All possible ways to split a number

Question

I am trying to find a way to find (if it is possible) how many ways there are to split a number of n digits considering that the "splits" can occur everywhere and the subsets don't have to be the same length. So for example, if I have a 5 digits number "12345" I can split it into 16(?) ways:

1)12345

2)1-2-3-4-5

3)1-2345

4)12-345

5)123-45

6)1-23-45 etc.

So I am looking for all possible strategies to split the number. I am looking for both a formula and an algorithm. I am guessing that it is 2^(n-1) but I am not sure and I'd like to know why, if this is the case

Answer 1

Your problem can be solved using permutation with repetition in general.

Permutations with repetition

Ordered arrangements of the elements of a set S of length n where repetition is allowed are called n-tuples, but have sometimes been referred to as permutations with repetition although they are not permutations in general. They are also called words over the alphabet S in some contexts. If the set S has k elements, the number of n-tuples over S is:

The general formula is $ k^n $ where $k$ is the number of elements of S and $n$ the length of the tuple to form.

There is no restriction on how often an element can appear in an n-tuple, but if restrictions are placed on how often an element can appear, this formula is no longer valid.

In particular your problem to split 5 figures is equivalent to arrange 4 elements ($n=4$) from a set S of 2 elements ($k=2$) i.e.

$\{"-", "Nothing"\}$

in order to get 4 tuples;

$("-/Nothing","-/Nothing","-/Nothing","-/Nothing")$ where slash $/$ means logical operator "or".
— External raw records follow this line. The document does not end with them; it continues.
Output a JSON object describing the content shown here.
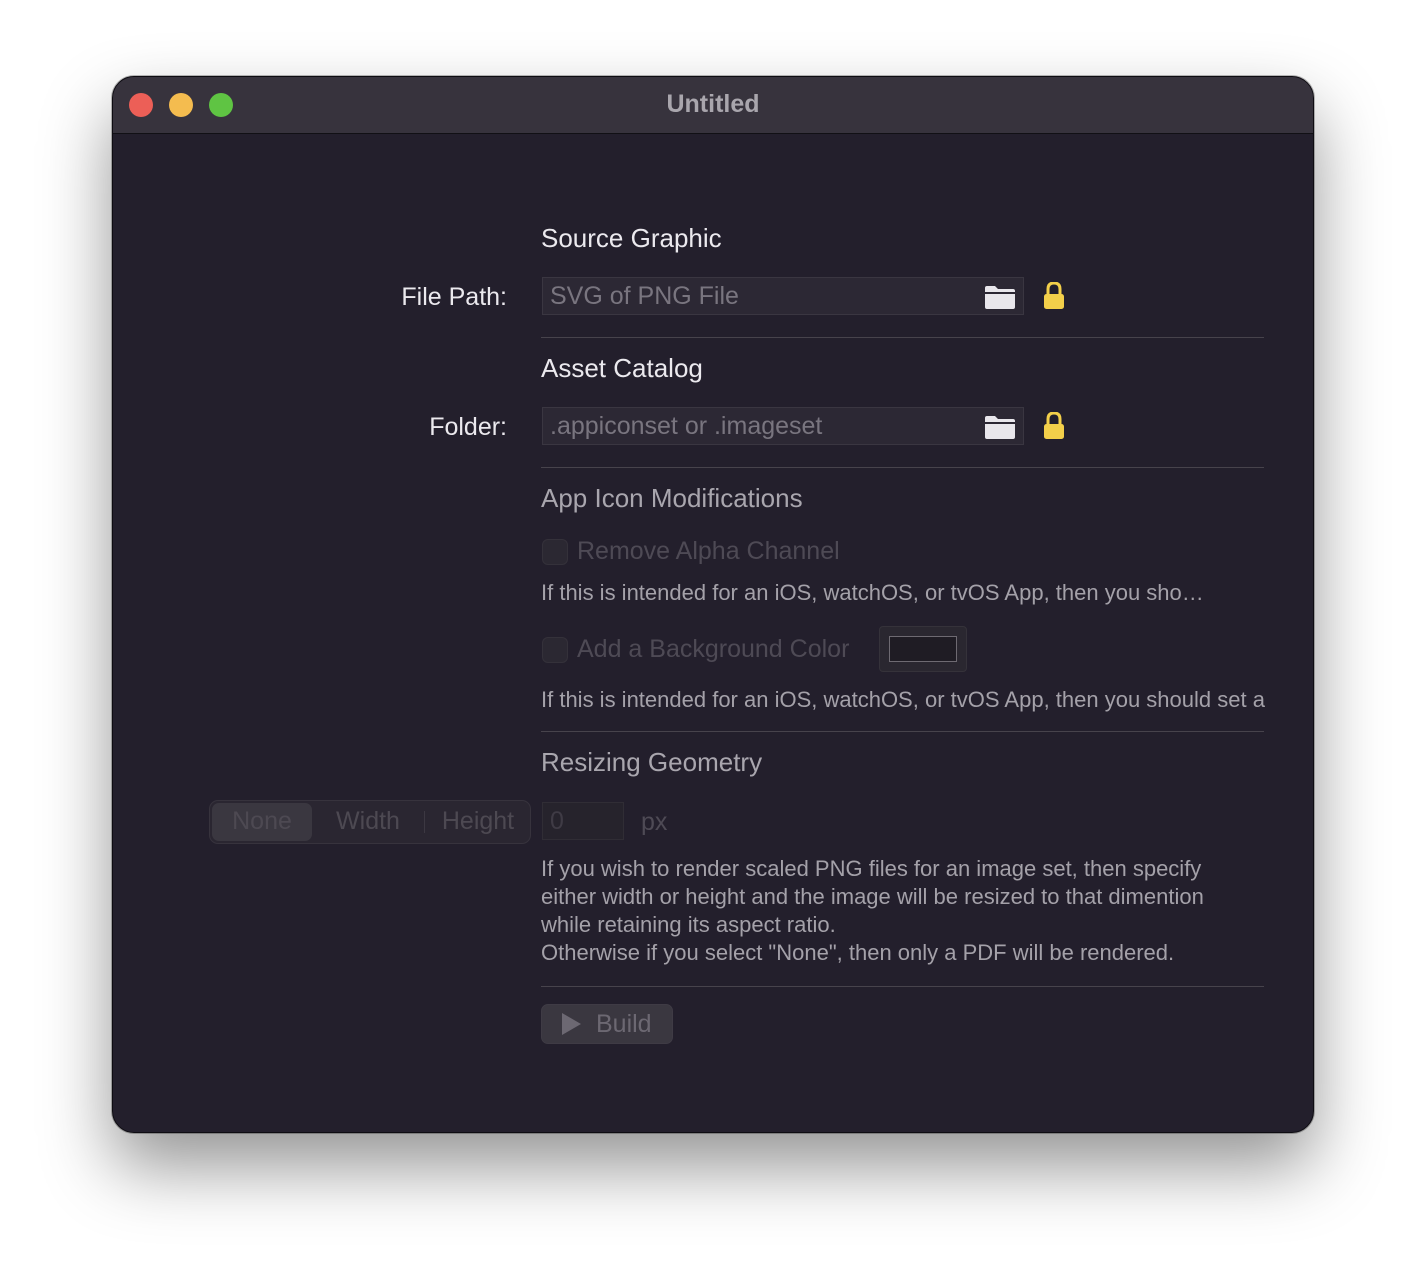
{
  "window": {
    "title": "Untitled"
  },
  "source_graphic": {
    "title": "Source Graphic",
    "file_path_label": "File Path:",
    "file_path_placeholder": "SVG of PNG File",
    "file_path_value": ""
  },
  "asset_catalog": {
    "title": "Asset Catalog",
    "folder_label": "Folder:",
    "folder_placeholder": ".appiconset or .imageset",
    "folder_value": ""
  },
  "app_icon_modifications": {
    "title": "App Icon Modifications",
    "remove_alpha": {
      "label": "Remove Alpha Channel",
      "checked": false,
      "help": "If this is intended for an iOS, watchOS, or tvOS App, then you sho…"
    },
    "background_color": {
      "label": "Add a Background Color",
      "checked": false,
      "help": "If this is intended for an iOS, watchOS, or tvOS App, then you should set a",
      "color": "#1f1c24"
    }
  },
  "resizing_geometry": {
    "title": "Resizing Geometry",
    "segments": [
      "None",
      "Width",
      "Height"
    ],
    "selected_segment": "None",
    "size_placeholder": "0",
    "size_value": "",
    "unit": "px",
    "help_lines": [
      "If you wish to render scaled PNG files for an image set, then specify",
      "either width or height and the image will be resized to that dimention",
      "while retaining its aspect ratio.",
      "Otherwise if you select \"None\", then only a PDF will be rendered."
    ]
  },
  "build": {
    "label": "Build"
  },
  "icons": {
    "folder": "folder-icon",
    "lock": "lock-icon",
    "play": "play-icon"
  },
  "colors": {
    "window_background": "#231f2c",
    "titlebar": "#37333d",
    "close": "#ec5f57",
    "minimize": "#f4bc4f",
    "zoom": "#5fc443",
    "lock": "#f3cf4a"
  }
}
Therefore you will get the amount that you have inferred above which:

${2^{4}} = 16$

possible splits.

An algorithm in python 3.5 to solve this problem

import itertools

def getSplits(myciphers):
    comb=[]    
    for split in [p for p in itertools.product([0,1], repeat=4)]:            
        tsplit=[]
        tsplit.append(myciphers[0])
        for c,s in zip(myciphers[1:],split):      
            if s == 1:
                tsplit.append("-")
            tsplit.append(c)

        comb.append("".join(tsplit))
    return comb

# Test Case 1
myciphers="12345"
print(getSplits(myciphers))

# Test Case 2
myciphers="ABCD"
print(getSplits(myciphers))

The output of this program is as follows:

rcolomina@workstation-rig:~$ python boo.py
['12345', '1234-5', '123-45', '123-4-5', '12-345', '12-34-5', '12-3-45', '12-3-4-5', '1-2345', '1-234-5', '1-23-45', '1-23-4-5', '1-2-345', '1-2-34-5', '1-2-3-45', '1-2-3-4-5']
['ABCD', 'ABCD', 'ABC-D', 'ABC-D', 'AB-CD', 'AB-CD', 'AB-C-D', 'AB-C-D', 'A-BCD', 'A-BCD', 'A-BC-D', 'A-BC-D', 'A-B-CD', 'A-B-CD', 'A-B-C-D', 'A-B-C-D']

Answer 2

Look at the cuts as a binary number where each digit i of the number indicates if we cut between digit i and i+1 in the real number.
for example:
12345 would be 0000.
12-345 would be 0100.

Now,for a number of size n our binary number would be of size n-1,how many unique values can a n-1 digits binary number represent?
$$2^{(n-1)}$$.

Answer 3

When you have a sequence of $n$ numbers, you can $n-1$ slots to make cuts. So we need to know all the ways we can choose $0$ cuts out if it, then $1$ cut, $2$ cuts, etc

The total number of ways to choose the cuts is $$\sum_{k=0}^{n-1} { {n-1}\choose{k}} =2^{n-1} $$

To prove this equality, use a subtle trick: Set $2^{n-1} = (1+1)^{n-1}$ and use the Binomial Theorem.